A travers l’imprimante qui suscite souvent la colère de ses utilisateurs, les chercheurs Mathilde Roussel et Matthieu Raffard appellent à rétablir une relation saine avec les technologies.
Chercheurs à l’université Paris 8 et artistes, Mathilde Roussel et Matthieu Raffard, fondateurs de l’atelier Raffard-Roussel, ont voulu montrer que certains objets de notre quotidien ne cessent «de déborder de la place que l’on pense [leur] avoir assignée». Pour le montrer, ils ont jeté leur dévolu sur l’imprimante, expliquant, dans Bourrage papier (1), que celle-ci «a quelque chose à nous apprendre sur le monde dans lequel nous vivons».
«Les imprimantes font partie des objets que nous avons le plus souvent envie de maltraiter. Il suffit souvent d’un simple bourrage papier pour que nous ayons envie de prendre cet appareil et de le fracasser par terre. […] Pourquoi les imprimantes déclenchent-elles tant de colère?», constatent les auteurs. Or, le bourrage papier est encore le dysfonctionnement que beaucoup arrivent le plus souvent à résoudre. Que dire alors de la panne de la cartouche d’encre? L’atelier Raffard-Roussel s’est attelé à démonter et manipuler des imprimantes récupérées dans la rue pour tenter de s’en approprier le fonctionnement. Mission difficile. Autant l’extérieur d’un tel appareil est conçu pour séduire l’utilisateur, autant son intérieur le décourage le plus souvent de tenter toute réparation. Aussi, les auteurs proposent-ils de mettre en place un «cryptoscore» indiquant un niveau de lisibilité d’un objet technologique, comme le nutriscore précise la qualité nutritionnelle des aliments. A cette impossibilité organisée de réparer soi-même un «hyperobjet» s’ajoute la pratique de l’obscolescence programmée à coups de puces qui «bloquent le dispositif à partir d’un certain nombre de feuilles imprimées» ou qui décrètent les cartouches «comme vides […] alors qu’il reste une quantité d’encre importante dans leur réservoir».
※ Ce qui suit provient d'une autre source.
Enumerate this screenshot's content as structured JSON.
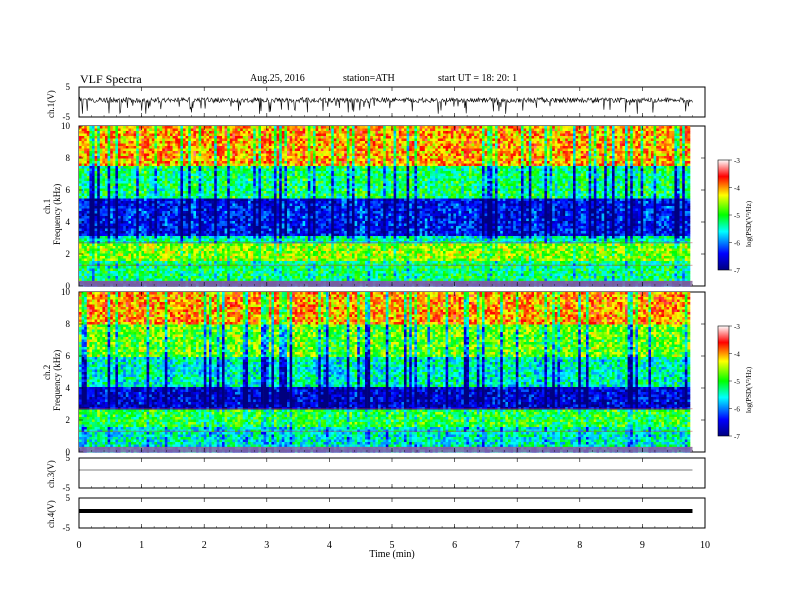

Pour le tandem, ces objets technologiques sont «des espaces de pouvoir qui sont structurés par un régime d’autorisations et de privilèges dont l’objectif est de décider qui a le droit (ou non) d’effectuer certaines actions». Les auteurs prônent donc de restaurer des relations plus saines entre l’être humain et la machine, notamment par des expérimentations artistiques qui, en tant que lecteur, nous ont paru quelque peu hermétiques. L’essentiel est cependant dans la réappropriation, par le citoyen, de sa liberté face à l’emprise croissante des technologies.
(1) Bourrage papier. Leçons politiques d’une imprimante, par Mathilde Roussel et Matthieu Raffard, Les Liens qui libèrent, 224 p.
Ces objets sont «des espaces de pouvoir structurés par un régime d’autorisations et de privilèges».